Hydrocephalus and ex-vacuo ventricular dilatations which cause persistent brain herniation with impossibility to perform cranioplasty, are well known late complications after decompressive hemicraniectomy; concerning the physiopathologic mechanism leading to these complications, there are several theories. We report the particular case of a patient suffering from persistent brain herniation after decompressive hemicraniectomy, due to development of subdural hygroma, intraparenchymal multiple liquoral cysts and only mild enlargement of frontal horn of right lateral ventricle. A fifty-five years old male patient was treated with decompressive right hemicraniectomy for acute hemispheric swelling consequent to right internal carotid artery dissecation.
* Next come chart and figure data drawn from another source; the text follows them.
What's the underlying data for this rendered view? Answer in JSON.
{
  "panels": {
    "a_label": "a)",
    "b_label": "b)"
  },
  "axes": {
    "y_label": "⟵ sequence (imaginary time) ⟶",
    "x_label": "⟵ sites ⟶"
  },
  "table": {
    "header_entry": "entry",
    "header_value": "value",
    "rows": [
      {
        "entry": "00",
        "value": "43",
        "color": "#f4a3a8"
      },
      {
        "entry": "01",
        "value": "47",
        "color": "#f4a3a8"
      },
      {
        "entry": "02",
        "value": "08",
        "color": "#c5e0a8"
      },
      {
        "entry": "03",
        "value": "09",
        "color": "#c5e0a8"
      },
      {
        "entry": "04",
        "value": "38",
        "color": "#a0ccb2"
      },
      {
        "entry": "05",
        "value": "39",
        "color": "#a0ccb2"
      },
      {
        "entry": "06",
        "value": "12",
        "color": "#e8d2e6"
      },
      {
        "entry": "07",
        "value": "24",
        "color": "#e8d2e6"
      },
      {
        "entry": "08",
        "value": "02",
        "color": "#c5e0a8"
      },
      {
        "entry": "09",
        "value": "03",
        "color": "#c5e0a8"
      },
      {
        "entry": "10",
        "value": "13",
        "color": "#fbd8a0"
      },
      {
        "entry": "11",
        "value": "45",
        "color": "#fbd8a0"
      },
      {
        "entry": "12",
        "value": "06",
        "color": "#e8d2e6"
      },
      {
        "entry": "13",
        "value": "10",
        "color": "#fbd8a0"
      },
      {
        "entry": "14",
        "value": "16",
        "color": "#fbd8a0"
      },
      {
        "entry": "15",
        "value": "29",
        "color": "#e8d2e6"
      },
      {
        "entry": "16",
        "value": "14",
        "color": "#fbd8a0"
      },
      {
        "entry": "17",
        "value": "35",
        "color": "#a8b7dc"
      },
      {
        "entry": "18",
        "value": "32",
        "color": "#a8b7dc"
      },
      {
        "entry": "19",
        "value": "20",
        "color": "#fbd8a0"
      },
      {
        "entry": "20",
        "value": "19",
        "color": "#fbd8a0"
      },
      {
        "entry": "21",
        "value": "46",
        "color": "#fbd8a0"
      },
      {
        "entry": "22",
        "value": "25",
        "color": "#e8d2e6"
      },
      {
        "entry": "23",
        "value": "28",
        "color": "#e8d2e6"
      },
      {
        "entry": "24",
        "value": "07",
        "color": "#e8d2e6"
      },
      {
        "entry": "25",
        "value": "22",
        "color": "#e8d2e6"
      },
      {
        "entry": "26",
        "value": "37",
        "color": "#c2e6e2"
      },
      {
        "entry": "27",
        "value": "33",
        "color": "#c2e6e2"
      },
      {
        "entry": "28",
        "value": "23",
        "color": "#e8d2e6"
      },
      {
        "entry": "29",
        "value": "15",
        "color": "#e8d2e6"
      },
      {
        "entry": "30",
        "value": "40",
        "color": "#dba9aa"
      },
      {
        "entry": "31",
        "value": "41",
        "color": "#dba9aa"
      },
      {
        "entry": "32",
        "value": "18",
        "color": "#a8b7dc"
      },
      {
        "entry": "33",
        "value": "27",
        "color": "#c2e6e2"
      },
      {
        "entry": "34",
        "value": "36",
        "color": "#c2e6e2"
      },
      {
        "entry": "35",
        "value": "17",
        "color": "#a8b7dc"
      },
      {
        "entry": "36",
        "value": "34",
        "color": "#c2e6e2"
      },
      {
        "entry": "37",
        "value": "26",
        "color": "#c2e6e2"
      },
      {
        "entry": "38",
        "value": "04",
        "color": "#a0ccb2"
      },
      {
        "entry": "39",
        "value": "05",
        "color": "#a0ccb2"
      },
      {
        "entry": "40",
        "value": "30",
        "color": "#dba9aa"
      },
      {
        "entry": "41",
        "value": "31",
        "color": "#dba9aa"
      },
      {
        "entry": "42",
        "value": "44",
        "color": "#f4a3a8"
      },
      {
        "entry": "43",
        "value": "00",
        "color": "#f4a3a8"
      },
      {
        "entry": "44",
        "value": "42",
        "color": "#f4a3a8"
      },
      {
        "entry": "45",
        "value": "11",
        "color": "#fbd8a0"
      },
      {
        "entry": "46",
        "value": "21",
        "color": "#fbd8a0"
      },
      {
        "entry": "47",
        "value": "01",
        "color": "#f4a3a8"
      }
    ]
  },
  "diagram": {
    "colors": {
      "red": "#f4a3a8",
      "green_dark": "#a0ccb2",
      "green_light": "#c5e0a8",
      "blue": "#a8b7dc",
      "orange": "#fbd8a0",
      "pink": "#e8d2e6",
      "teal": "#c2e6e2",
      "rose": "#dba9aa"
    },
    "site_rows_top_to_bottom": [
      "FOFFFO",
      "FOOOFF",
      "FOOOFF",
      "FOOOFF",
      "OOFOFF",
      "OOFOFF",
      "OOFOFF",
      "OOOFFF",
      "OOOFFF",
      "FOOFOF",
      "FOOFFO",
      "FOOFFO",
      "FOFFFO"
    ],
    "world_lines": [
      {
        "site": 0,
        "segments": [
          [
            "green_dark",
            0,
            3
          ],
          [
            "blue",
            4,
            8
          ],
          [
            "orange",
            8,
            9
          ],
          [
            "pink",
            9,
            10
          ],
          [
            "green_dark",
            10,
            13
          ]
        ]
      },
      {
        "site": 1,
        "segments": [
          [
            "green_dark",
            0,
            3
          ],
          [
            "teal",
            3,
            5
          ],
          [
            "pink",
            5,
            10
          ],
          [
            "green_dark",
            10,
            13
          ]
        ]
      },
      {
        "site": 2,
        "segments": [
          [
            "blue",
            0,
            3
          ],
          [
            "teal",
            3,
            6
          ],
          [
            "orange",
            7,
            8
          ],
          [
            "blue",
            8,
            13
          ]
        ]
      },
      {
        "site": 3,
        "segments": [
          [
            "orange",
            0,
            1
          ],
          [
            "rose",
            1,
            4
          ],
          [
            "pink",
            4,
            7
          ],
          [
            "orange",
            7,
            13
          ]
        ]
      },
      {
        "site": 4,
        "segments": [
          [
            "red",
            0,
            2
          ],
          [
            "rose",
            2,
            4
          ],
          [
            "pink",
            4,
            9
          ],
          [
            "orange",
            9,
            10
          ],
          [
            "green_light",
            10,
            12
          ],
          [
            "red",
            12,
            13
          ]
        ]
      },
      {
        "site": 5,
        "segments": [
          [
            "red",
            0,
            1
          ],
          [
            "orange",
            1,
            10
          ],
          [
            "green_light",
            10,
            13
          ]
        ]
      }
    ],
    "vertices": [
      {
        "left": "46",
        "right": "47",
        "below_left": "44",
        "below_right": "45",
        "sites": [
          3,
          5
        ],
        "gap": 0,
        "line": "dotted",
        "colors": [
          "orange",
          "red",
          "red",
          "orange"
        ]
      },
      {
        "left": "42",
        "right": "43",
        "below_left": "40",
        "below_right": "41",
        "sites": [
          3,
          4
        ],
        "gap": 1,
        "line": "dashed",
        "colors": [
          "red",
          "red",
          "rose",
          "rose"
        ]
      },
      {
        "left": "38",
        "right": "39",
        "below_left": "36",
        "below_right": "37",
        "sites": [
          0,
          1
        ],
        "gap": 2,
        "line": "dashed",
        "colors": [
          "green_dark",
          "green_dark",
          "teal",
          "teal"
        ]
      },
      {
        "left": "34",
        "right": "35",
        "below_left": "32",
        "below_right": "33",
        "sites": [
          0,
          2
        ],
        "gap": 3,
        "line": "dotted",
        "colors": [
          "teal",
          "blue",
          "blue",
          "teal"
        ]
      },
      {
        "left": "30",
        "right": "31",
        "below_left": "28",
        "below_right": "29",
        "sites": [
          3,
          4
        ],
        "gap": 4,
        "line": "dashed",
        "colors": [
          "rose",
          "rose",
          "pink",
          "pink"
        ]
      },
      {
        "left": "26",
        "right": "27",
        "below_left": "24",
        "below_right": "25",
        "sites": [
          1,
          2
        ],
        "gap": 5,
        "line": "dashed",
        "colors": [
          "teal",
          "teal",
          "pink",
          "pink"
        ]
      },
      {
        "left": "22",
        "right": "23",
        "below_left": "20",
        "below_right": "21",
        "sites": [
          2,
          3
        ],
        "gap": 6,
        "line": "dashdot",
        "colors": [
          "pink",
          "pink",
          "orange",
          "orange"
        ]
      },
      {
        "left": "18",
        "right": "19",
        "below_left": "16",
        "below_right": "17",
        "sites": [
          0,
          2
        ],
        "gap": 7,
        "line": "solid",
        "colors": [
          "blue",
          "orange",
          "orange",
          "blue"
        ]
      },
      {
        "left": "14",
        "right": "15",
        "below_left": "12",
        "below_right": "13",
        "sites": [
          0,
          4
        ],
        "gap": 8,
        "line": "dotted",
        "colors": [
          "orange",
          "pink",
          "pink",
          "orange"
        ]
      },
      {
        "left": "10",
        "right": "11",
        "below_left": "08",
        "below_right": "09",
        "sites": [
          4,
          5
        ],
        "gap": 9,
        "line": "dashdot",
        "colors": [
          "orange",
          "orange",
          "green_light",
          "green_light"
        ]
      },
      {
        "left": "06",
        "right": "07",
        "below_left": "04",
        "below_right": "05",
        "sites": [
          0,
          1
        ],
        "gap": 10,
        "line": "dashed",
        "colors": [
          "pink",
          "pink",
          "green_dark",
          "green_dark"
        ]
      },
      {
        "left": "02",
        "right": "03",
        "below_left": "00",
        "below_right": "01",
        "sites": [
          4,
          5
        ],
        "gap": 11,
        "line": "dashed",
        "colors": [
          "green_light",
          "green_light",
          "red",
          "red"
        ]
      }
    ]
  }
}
After several months, evaluating the patient for cranioplasty, brain herniation was clinically evident and brain MRI confirmed it due to subdural hygroma, intraparenchymal multiple liquoral cysts and mild enlargement of frontal horn of right lateral ventricle. According to several reported theories, communication between right frontal horn of lateral ventricle, intraparenchymal liquoral cysts and subdural hygroma was supposed, and CSF lumbar drainage was placed. Regression of brain herniation was achieved and cranioplasty was possible; after few days lumbar drainage was removed: neither operative, nor short and long follow-up period complications were observed. Temporary CSF lumbar drainage resulted effective to obtain regression of a particular case of persistent brain herniation developed after decompressive hemicraniectomy; moreover this safe procedure, not previously described to forerun cranioplasty surgery to our knowledge, allowed performing cranioplasty in absence of complications and avoiding temporary or permanent ventricular shunts which present a major rate of risks and possible complications.